Senate Bill 37 to override Governor Cooper’s veto fails

School bill veto override fails to pass the Senate

RALEIGH, N.C. (WECT) - Senate Bill 37 to override Governor Cooper’s veto of the bill to mandate in-person learning options for all students failed to pass the vote on Monday night.

With 29 votes for and 20 against, the override vote failed by one vote to pass by a three fifths majority.

North Carolina Democratic Party Chair Bobbie Richardson released the following statement following the vote:

“Today’s vote in the Senate underscores just how important our efforts were to break the Republican supermajority in 2018 and re-elect Governor Cooper in 2020. As we continue to navigate this crisis, North Carolina deserves measured, steady leaders like Governor Cooper, who will lead with science and prioritize public health. North Carolina Democrats will continue to stand with Governor Cooper and ensure our children are able to attend in-person instruction safely.”

The North Carolina Republican Party released the following statement:

“Tonight, NC Senate Democrats let the kids and families of North Carolina down and showed profiles of cowardice in the face of pressure from Governor Cooper and teacher union bosses,” said NCGOP Chairman Michael Whatley.With their vote against SB 37, the Senate Democrats - including three members who previously voted in support of reopening schools - helped Governor Cooper keep schoolhouse doors across North Carolina locked. It is very disappointing that North Carolina Democrats are siding with Joe Biden and teachers unions to keep our schools closed - our kids deserve much better than this kind of naked special-interest politics.”
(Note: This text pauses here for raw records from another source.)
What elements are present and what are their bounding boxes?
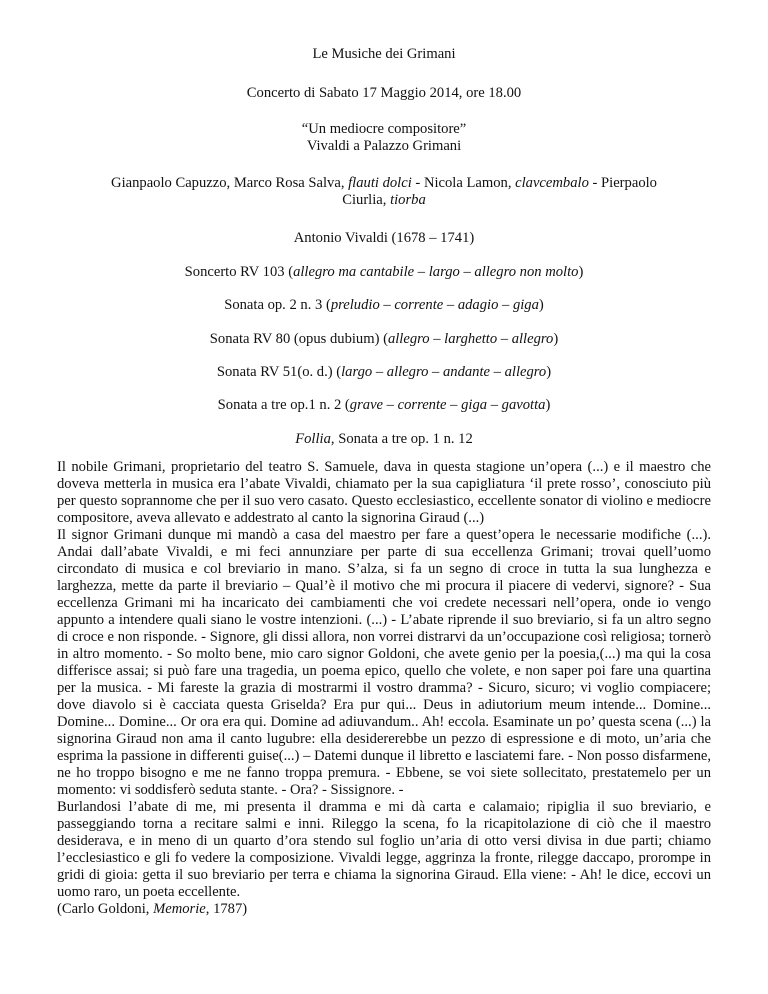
program-item-follia xyxy=(0,431,768,448)
series-title: Le Musiche dei Grimani xyxy=(312,46,456,62)
program-item-movements: largo – allegro – andante – allegro xyxy=(341,364,547,380)
program-item-close: ) xyxy=(578,264,584,280)
program-item-title: Sonata RV 80 (opus dubium) ( xyxy=(209,331,388,347)
performer-role-2: clavcembalo xyxy=(515,175,589,191)
program-item xyxy=(0,397,768,414)
program-item-title: Soncerto RV 103 ( xyxy=(184,264,294,280)
program-item-close: ) xyxy=(538,297,544,313)
program-item-close: ) xyxy=(546,364,552,380)
performer-names-1: Gianpaolo Capuzzo, Marco Rosa Salva, xyxy=(111,175,349,191)
excerpt-paragraph: Il signor Grimani dunque mi mandò a casa del maestro per fare a quest’opera le necessarie modifiche (...). Andai dall’abate Vivaldi, e mi feci annunziare per parte di sua eccellenza Grimani; trovai quell’uomo circondato di musica e col breviario in mano. S’alza, si fa un segno di croce in tutta la sua lunghezza e larghezza, mette da parte il breviario – Qual’è il motivo che mi procura il piacere di vedervi, signore? - Sua eccellenza Grimani mi ha incaricato dei cambiamenti che voi credete necessari nell’opera, onde io vengo appunto a intendere quali siano le vostre intenzioni. (...) - L’abate riprende il suo breviario, si fa un altro segno di croce e non risponde. - Signore, gli dissi allora, non vorrei distrarvi da un’occupazione così religiosa; tornerò in altro momento. - So molto bene, mio caro signor Goldoni, che avete genio per la poesia,(...) ma qui la cosa differisce assai; si può fare una tragedia, un poema epico, quello che volete, e non saper poi fare una quartina per la musica. - Mi fareste la grazia di mostrarmi il vostro dramma? - Sicuro, sicuro; vi voglio compiacere; dove diavolo si è cacciata questa Griselda? Era pur qui... Deus in adiutorium meum intende... Domine... Domine... Domine... Or ora era qui. Domine ad adiuvandum.. Ah! eccola. Esaminate un po’ questa scena (...) la signorina Giraud non ama il canto lugubre: ella desidererebbe un pezzo di espressione e di moto, un’aria che esprima la passione in differenti guise(...) – Datemi dunque il libretto e lasciatemi fare. - Non posso disfarmene, ne ho troppo bisogno e me ne fanno troppa premura. - Ebbene, se voi siete sollecitato, prestatemelo per un momento: vi soddisferò seduta stante. - Ora? - Sissignore. - xyxy=(57,527,711,798)
excerpt-citation xyxy=(57,901,711,918)
performer-role-3: tiorba xyxy=(390,192,426,208)
citation-open: (Carlo Goldoni, xyxy=(57,901,154,917)
concert-title: “Un mediocre compositore” xyxy=(301,121,467,137)
performer-role-1: flauti dolci xyxy=(348,175,412,191)
program-item-movements: allegro – larghetto – allegro xyxy=(387,331,554,347)
program-item-title: Sonata op. 2 n. 3 ( xyxy=(224,297,331,313)
performer-names-2: - Nicola Lamon, xyxy=(411,175,516,191)
program-item-close: ) xyxy=(545,397,551,413)
concert-subtitle: Vivaldi a Palazzo Grimani xyxy=(306,138,462,154)
program-item xyxy=(0,264,768,281)
program-item-title: Sonata RV 51(o. d.) ( xyxy=(216,364,342,380)
excerpt-paragraph: Burlandosi l’abate di me, mi presenta il dramma e mi dà carta e calamaio; ripiglia il suo breviario, e passeggiando torna a recitare salmi e inni. Rileggo la scena, fo la ricapitolazione di ciò che il maestro desiderava, e in meno di un quarto d’ora stendo sul foglio un’aria di otto versi divisa in due parti; chiamo l’ecclesiastico e gli fo vedere la composizione. Vivaldi legge, aggrinza la fronte, rilegge daccapo, prorompe in gridi di gioia: getta il suo breviario per terra e chiama la signorina Giraud. Ella viene: - Ah! le dice, eccovi un uomo raro, un poeta eccellente. xyxy=(57,799,711,900)
program-item-movements: preludio – corrente – adagio – giga xyxy=(330,297,539,313)
program-item xyxy=(0,331,768,348)
program-item-rest: , Sonata a tre op. 1 n. 12 xyxy=(330,431,473,447)
goldoni-excerpt xyxy=(57,459,711,918)
program-item-movements: allegro ma cantabile – largo – allegro non molto xyxy=(293,264,579,280)
program-item-italic-title: Follia xyxy=(295,431,331,447)
program-item-movements: grave – corrente – giga – gavotta xyxy=(349,397,546,413)
performer-names-3: - Pierpaolo Ciurlia, xyxy=(342,175,657,208)
citation-title: Memorie xyxy=(153,901,206,917)
citation-close: , 1787) xyxy=(205,901,248,917)
program-item-close: ) xyxy=(553,331,559,347)
performers xyxy=(90,175,678,209)
program-item xyxy=(0,364,768,381)
concert-date: Concerto di Sabato 17 Maggio 2014, ore 18.00 xyxy=(246,85,522,101)
program-item xyxy=(0,297,768,314)
program-item-title: Sonata a tre op.1 n. 2 ( xyxy=(217,397,350,413)
composer-heading: Antonio Vivaldi (1678 – 1741) xyxy=(293,230,475,246)
excerpt-paragraph: Il nobile Grimani, proprietario del teatro S. Samuele, dava in questa stagione un’opera (...) e il maestro che doveva metterla in musica era l’abate Vivaldi, chiamato per la sua capigliatura ‘il prete rosso’, conosciuto più per questo soprannome che per il suo vero casato. Questo ecclesiastico, eccellente sonator di violino e mediocre compositore, aveva allevato e addestrato al canto la signorina Giraud (...) xyxy=(57,459,711,526)
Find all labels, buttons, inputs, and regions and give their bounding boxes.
The goal of Senate Bill 37 was to mandate that schools provide access to in-person learning under Plan A (full-time in-person learning) for students with exceptional needs. Schools would also have to provide in-person learning options for all K-12 students under either Plan A or Plan B (hybrid option of two days in-person and two days virtual learning).

With this bill, families could still have opted for full-time remote learning.

Governor Cooper vetoed the bill because it fell short of protecting staff and students during an emergency and violated Center for Disease Control and North Carolina Department of Health and Human Services guidelines.